ICANN has cut its budget forecast for the current year (which, according to US standards, ends on June 30, 2024). “ICANN faces an inflation of its costs and also happens to face a lack of inflation of its funding,” CFO Xavier Calvez said during a conference with representatives of the domain community at the end of April. He explained the situation by the poor state of affairs on the domain market.
ICANN's decision follows shortly after the release of first-quarter results from Verisign, which operates the gTLD .COM. Royalties from all registration operations are ICANN's main source of funding, and it is clear that .COM operations are leading the way as registrations continue to decline. As a result, ICANN expects that the amount of income received by the corporation at the end of the year will be $145 million - instead of the budgeted $148 million, Domain Incite reports. Accordingly, ICANN's budget deficit, which initially amounted to $5 million, increased by $3 million. The corporation said it intends to find ways to cut costs. The most obvious option in this situation seems to many observers to be cutting personnel costs. This is ICANN's largest expense, at about $90 million. However, next year's draft budget does not provide for staff reductions.
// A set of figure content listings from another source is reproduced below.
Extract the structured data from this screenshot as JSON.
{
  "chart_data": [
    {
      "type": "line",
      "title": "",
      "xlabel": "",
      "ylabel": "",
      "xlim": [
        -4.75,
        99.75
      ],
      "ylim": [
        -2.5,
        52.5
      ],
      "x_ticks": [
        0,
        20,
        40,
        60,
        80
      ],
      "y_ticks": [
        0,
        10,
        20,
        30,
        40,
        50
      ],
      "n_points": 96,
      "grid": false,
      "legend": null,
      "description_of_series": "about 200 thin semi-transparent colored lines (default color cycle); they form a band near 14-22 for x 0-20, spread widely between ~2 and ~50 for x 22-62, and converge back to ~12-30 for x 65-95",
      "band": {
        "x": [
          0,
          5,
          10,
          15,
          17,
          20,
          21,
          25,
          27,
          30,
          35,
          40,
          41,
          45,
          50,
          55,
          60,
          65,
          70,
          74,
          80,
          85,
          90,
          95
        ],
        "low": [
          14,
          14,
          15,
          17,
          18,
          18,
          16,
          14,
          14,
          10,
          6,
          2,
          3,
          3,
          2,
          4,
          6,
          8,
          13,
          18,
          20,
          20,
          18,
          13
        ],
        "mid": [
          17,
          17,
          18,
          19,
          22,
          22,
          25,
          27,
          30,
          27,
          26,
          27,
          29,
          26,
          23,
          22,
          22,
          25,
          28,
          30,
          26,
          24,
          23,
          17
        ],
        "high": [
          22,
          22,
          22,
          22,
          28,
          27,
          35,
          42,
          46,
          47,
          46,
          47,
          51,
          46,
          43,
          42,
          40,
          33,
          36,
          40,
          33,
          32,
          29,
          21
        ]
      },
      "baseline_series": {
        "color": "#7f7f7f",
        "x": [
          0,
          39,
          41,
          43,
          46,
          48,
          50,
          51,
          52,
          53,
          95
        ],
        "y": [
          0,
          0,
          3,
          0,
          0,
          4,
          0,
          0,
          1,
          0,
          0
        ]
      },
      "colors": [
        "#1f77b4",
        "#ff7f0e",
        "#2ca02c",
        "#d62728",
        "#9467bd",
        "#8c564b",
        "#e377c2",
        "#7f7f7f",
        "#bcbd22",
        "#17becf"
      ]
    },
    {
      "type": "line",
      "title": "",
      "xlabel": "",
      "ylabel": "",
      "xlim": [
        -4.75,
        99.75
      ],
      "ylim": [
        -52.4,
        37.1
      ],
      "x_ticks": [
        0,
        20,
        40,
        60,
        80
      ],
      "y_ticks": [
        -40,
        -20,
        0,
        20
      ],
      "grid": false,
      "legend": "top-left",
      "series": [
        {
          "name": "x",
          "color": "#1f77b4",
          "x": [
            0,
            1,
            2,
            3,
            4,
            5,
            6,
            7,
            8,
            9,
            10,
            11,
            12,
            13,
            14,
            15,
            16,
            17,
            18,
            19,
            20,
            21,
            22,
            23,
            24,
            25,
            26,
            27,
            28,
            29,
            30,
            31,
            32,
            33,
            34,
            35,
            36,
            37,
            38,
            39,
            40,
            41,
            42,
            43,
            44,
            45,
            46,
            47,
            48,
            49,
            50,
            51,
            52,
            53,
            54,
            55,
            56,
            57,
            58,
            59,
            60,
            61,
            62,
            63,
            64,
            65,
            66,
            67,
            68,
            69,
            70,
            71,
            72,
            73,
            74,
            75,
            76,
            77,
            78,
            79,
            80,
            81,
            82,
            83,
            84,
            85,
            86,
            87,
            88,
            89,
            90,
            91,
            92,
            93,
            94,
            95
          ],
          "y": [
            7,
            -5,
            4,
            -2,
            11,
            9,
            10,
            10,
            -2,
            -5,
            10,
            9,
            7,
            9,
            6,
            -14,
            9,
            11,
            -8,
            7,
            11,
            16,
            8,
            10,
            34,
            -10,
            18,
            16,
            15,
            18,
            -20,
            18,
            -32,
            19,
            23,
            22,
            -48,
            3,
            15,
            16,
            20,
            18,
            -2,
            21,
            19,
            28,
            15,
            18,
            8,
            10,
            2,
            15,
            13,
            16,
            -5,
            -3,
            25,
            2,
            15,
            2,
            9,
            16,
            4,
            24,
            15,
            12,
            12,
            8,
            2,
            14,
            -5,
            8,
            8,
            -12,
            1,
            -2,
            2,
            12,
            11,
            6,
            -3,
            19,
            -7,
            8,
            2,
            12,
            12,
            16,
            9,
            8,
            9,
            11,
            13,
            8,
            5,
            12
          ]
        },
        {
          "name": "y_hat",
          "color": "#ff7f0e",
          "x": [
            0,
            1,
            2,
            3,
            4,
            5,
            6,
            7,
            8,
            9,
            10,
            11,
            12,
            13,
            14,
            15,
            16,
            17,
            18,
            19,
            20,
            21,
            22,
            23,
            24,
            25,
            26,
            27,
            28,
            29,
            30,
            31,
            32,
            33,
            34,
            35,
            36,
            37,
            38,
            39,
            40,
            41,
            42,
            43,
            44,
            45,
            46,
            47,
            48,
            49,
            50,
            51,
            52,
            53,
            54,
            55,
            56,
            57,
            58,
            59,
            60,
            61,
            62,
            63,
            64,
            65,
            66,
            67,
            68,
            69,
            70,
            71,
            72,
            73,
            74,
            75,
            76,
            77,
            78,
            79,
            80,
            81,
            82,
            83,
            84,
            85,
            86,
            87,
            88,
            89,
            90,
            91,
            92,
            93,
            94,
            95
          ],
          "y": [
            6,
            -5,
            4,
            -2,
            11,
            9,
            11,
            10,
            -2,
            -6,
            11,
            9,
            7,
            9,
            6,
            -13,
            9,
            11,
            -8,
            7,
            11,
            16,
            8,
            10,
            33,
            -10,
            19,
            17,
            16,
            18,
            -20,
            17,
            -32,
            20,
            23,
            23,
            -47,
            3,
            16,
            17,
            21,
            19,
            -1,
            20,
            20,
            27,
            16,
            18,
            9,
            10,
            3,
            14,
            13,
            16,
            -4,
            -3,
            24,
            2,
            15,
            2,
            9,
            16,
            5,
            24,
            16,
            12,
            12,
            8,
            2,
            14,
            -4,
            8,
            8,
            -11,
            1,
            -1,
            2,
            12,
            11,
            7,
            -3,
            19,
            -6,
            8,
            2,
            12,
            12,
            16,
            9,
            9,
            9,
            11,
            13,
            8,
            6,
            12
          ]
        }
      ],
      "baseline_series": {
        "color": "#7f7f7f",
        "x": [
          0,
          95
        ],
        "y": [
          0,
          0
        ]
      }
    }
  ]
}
It is also worth noting that the draft budget for the 2025 fiscal year, which will begin on July 1, includes a 7% increase in revenue from registration operations in new generic top-level domains, while in December, the first version of the draft budget included much more a modest figure - 2%. This suggests that new domains are doing well overall. However, their royalties do not yet compare with royalties from operations in “old” domains and, above all, .COM, but here the situation is different. The draft budget for 2025 provides for a reduction in the total volume of deductions from registration operations by 4%.